If the body flies vertically downwards, then it accelerates, in this case the velocity vector (directed vertically downwards) coincides with the acceleration vector. If the body flies vertically upwards, then it slows down, in this case the velocity vector (directed upwards) does not coincide with the direction of acceleration. The acceleration vector in free fall is always directed vertically downwards.
Acceleration in the free fall of bodies is a constant value.
This means that no matter what body is flying up or down, its speed will change the same way. BUT with one caveat, if the force of air resistance can be neglected.
Free fall acceleration is usually denoted by a letter different from acceleration. But gravitational acceleration and acceleration are the same physical quantity and they have the same physical meaning. They participate equally in the formulas for uniformly accelerated motion.
We write the "+" sign in the formulas when the body flies down (accelerates), the "-" sign - when the body flies up (slows down)
Everyone knows from school physics textbooks that in a vacuum a pebble and a feather fly the same way.

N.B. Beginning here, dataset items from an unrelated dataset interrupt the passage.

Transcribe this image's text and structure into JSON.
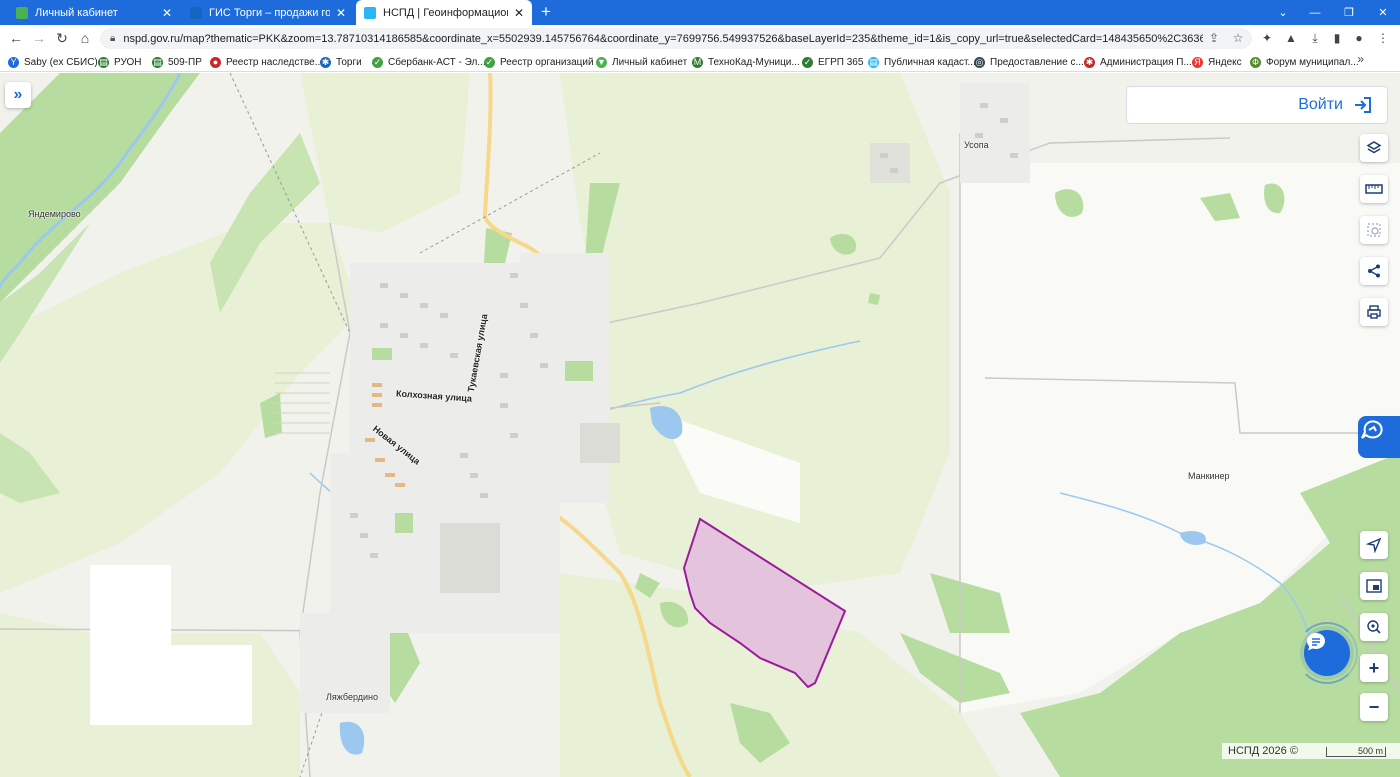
{
  "browser": {
    "tabs": [
      {
        "title": "Личный кабинет",
        "active": false,
        "favicon_color": "#4caf50"
      },
      {
        "title": "ГИС Торги – продажи государс",
        "active": false,
        "favicon_color": "#1565c0"
      },
      {
        "title": "НСПД | Геоинформационный п",
        "active": true,
        "favicon_color": "#29b6f6"
      }
    ],
    "new_tab": "+",
    "window_controls": [
      "⌄",
      "—",
      "❐",
      "✕"
    ],
    "url": "nspd.gov.ru/map?thematic=PKK&zoom=13.78710314186585&coordinate_x=5502939.145756764&coordinate_y=7699756.549937526&baseLayerId=235&theme_id=1&is_copy_url=true&selectedCard=148435650%2C36368%2C12%3A12...",
    "bookmarks": [
      {
        "label": "Saby (ex СБИС)",
        "color": "#1e6cdc",
        "glyph": "Y"
      },
      {
        "label": "РУОН",
        "color": "#2e7d32",
        "glyph": "▤"
      },
      {
        "label": "509-ПР",
        "color": "#2e7d32",
        "glyph": "▤"
      },
      {
        "label": "Реестр наследстве...",
        "color": "#c62828",
        "glyph": "●"
      },
      {
        "label": "Торги",
        "color": "#1565c0",
        "glyph": "✱"
      },
      {
        "label": "Сбербанк-АСТ - Эл...",
        "color": "#43a047",
        "glyph": "✓"
      },
      {
        "label": "Реестр организаций",
        "color": "#43a047",
        "glyph": "✓"
      },
      {
        "label": "Личный кабинет",
        "color": "#4caf50",
        "glyph": "▼"
      },
      {
        "label": "ТехноКад-Муници...",
        "color": "#2e7d32",
        "glyph": "M"
      },
      {
        "label": "ЕГРП 365",
        "color": "#2e7d32",
        "glyph": "✓"
      },
      {
        "label": "Публичная кадаст...",
        "color": "#29b6f6",
        "glyph": "▤"
      },
      {
        "label": "Предоставление с...",
        "color": "#37474f",
        "glyph": "◎"
      },
      {
        "label": "Администрация П...",
        "color": "#c62828",
        "glyph": "✱"
      },
      {
        "label": "Яндекс",
        "color": "#e53935",
        "glyph": "Я"
      },
      {
        "label": "Форум муниципал...",
        "color": "#558b2f",
        "glyph": "Ф"
      }
    ],
    "bookmarks_more": "»"
  },
  "map": {
    "login_label": "Войти",
    "expand_icon": "»",
    "place_labels": {
      "yandemirovo": "Яндемирово",
      "usopa": "Усопа",
      "mankiner": "Манкинер",
      "lyazherdino": "Ляжбердино"
    },
    "street_labels": {
      "kolkhoznaya": "Колхозная улица",
      "tuchevskaya": "Тукаевская улица",
      "novaya": "Новая улица"
    },
    "attribution": "НСПД 2026 ©",
    "scale": "500 m",
    "colors": {
      "background": "#f1f2ec",
      "forest": "#b7dca0",
      "field": "#e8f0d6",
      "parcel_fill": "#e3c4dc",
      "parcel_stroke": "#9c1a9c",
      "road_major": "#f5d88a",
      "water": "#9cc8ef",
      "accent": "#1e6cdc"
    },
    "chat_icon": "chat-bubble-icon",
    "gpt_icon": "assistant-icon"
  }
}
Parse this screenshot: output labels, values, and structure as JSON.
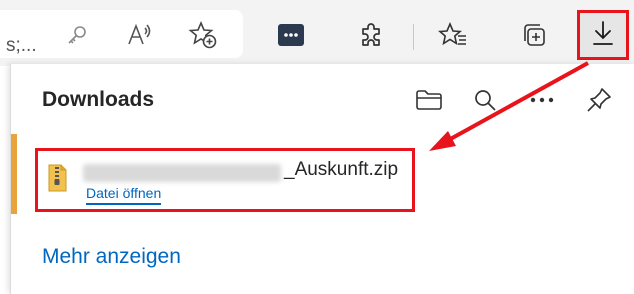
{
  "toolbar": {
    "address_tail": "s;...",
    "icons": [
      "key-icon",
      "read-aloud-icon",
      "add-favorite-icon",
      "extension-badge-icon",
      "extensions-icon",
      "favorites-icon",
      "collections-icon",
      "downloads-icon"
    ]
  },
  "downloads": {
    "title": "Downloads",
    "items": [
      {
        "file_name": "_Auskunft.zip",
        "action": "Datei öffnen"
      }
    ],
    "more": "Mehr anzeigen"
  },
  "colors": {
    "highlight": "#e8131b",
    "link": "#0067c0",
    "accent": "#e8a33d"
  }
}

But few people understand why in the vacuum of the body different weight land at the same time. Like it or not, whether they are in a vacuum or in air, their mass is different. The answer is simple. The force that causes bodies to fall (gravity) caused by the Earth's gravitational field is different for these bodies. It is larger for a stone (since the stone has more mass), for a feather it is smaller. But there is no dependence here: the greater the force, the greater the acceleration! Compare, act with the same force on heavy cabinet and a light nightstand. Under the influence of this force, the nightstand will move faster. And in order for the cabinet and bedside table to move in the same way, it is necessary to act on the cabinet more strongly than on the bedside table. The Earth does the same. It attracts heavier bodies with more force than light ones. And these forces are so distributed among the masses that as a result they all fall in a vacuum at the same time, regardless of the mass.
Separately, consider the issue of emerging air resistance. Take two identical sheets of paper. We crumple one of them and at the same time release it from our hands. The crumpled leaf will fall to the ground earlier. Here, the different fall times are not related to body mass and gravity, but are due to air resistance.
Consider a body falling from a certain height h no initial speed. If the OS coordinate axis is directed upwards, aligning the origin of coordinates with the Earth's surface, we obtain the main characteristics of this movement.
A body thrown vertically upwards moves uniformly with the acceleration of free fall. In this case, the velocity and acceleration vectors are directed in opposite directions, and the velocity modulus decreases with time.
IMPORTANT! Since the rise of the body to its maximum height and the subsequent fall to the ground level are absolutely symmetrical movements (with the same acceleration, just one slowed down and the other accelerated), the speed with which the body lands will be equal to the speed with which it tossed up. In this case, the time for the body to rise to the maximum height will be equal to the time for the body to fall from this height to the ground level. Thus, the entire flight time will be double the time of ascent or fall. The speed of the body at the same level during the ascent and during the fall will also be the same.